But within hours of Bush's speech in Alabama on Monday, at least three people were killed when a bomb exploded outside a hotel used by Iranian pilgrims in the Iraqi city of Karbala.

Earlier, a bomb blast northeast of Baghdad near the town of Baquba left one Iraqi dead and 15 wounded.

Elsewhere, a large explosion echoed across Baghdad, followed by mortar fire near the headquarters of the US-led administration in Iraq. There were no reports of casualties.

The US president's comments were his first since 16 US soldiers were killed when resistance guerrillas shot down their CH-47 Chinook helicopter on Sunday.
 
"The enemy in Iraq believes America will run. That's why they're willing to kill innocent civilians, relief workers, coalition troops. America will never run," Bush said, despite falling approval ratings in the US over the war.

Bombings

But he did not refer to the downing of the helicopter or three other deaths which made Sunday the second worst day overall for the Americans of the entire conflict. At least 20 US soldiers were wounded.

Wounded US soldiers arrive at
Ramstein airbase in Germany

 

Since the invasion, at least 250 US soldiers have been killed by hostile fire. The number of Iraqis killed since March is in the thousands and steadily climbing.

At least three people were killed when a bomb exploded on Monday outside a hotel used by Iranian pilgrims in the holy Shia city of Karbala, 90km south of Baghdad, Shia officials said.

They said the bomb appeared to have been planted in a nearby car and had destroyed much of the front of the hotel.

The target of the earlier explosion near Baquba was the deputy governor of the northern Diyala province Aqil al-Hamid. He escaped uninjured.

Al-Hamid told AFP the explosion on Monday morning narrowly missed the vehicle he was travelling in. One civilian was killed.

Resistance stiffens

Guerrilla resistance is stiffening, in contrast to the crushing of Iraq's regular army seven months ago - a rout partly caused by Saddam's delusion the invasion was only a feint, his former deputy prime minister was quoted as saying.

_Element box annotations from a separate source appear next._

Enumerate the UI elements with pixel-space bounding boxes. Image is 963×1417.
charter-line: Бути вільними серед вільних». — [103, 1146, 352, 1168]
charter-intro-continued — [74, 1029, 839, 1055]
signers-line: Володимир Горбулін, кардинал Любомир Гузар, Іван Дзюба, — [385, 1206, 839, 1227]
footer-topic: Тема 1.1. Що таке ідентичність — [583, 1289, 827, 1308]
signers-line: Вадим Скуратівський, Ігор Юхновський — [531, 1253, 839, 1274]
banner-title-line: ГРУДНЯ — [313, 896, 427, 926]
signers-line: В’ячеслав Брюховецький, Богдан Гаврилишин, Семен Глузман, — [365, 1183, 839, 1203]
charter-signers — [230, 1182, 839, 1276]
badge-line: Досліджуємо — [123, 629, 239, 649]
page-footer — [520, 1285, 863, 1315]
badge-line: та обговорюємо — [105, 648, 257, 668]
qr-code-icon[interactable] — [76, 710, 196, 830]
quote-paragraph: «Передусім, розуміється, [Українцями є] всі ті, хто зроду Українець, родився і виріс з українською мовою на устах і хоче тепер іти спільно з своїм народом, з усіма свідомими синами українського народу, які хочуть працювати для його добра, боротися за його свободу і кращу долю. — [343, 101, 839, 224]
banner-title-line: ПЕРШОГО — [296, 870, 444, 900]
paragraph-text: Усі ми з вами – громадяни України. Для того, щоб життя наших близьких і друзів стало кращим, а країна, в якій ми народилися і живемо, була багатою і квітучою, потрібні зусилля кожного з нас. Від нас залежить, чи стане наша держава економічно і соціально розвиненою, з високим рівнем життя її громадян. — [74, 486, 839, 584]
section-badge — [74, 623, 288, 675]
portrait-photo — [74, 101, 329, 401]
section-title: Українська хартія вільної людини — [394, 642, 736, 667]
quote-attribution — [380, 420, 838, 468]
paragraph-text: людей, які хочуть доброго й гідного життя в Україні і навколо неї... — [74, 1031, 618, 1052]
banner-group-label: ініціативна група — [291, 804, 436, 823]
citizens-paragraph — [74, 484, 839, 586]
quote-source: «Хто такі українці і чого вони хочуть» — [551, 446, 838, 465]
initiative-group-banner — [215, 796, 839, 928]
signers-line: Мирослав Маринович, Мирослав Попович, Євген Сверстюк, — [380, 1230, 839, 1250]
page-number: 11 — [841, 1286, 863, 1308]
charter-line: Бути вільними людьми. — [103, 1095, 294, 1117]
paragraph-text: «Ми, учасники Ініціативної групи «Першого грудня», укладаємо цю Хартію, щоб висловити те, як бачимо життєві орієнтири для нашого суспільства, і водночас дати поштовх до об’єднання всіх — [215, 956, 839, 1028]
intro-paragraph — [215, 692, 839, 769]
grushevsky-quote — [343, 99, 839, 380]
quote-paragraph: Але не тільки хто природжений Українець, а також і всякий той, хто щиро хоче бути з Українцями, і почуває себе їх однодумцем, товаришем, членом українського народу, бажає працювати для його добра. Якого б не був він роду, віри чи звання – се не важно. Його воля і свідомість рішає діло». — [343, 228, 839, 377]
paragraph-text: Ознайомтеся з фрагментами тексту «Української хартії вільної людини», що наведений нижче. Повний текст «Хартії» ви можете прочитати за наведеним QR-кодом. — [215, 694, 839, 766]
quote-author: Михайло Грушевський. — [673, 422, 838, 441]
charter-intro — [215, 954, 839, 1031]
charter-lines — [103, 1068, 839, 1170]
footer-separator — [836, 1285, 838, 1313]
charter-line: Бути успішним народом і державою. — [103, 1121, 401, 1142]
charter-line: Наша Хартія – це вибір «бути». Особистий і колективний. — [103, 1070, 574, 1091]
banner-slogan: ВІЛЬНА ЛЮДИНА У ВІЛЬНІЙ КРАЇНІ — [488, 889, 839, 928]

As US troops and Humvees guarded the helicopter wreckage on Monday near the flashpoint town of Falluja, west of the capital, villagers from old men to children celebrated the attack, Reuters reported. 

They called it the perfect present to mark the Muslim holy month of Ramadan. The region where the helicopter was downed is a hotbed of anti-US anger.

"We usually celebrate Ramadan at the end of the month. Now we are celebrating in the beginning after these infidel Americans were shot down," said taxi driver Abd Allah Hissein.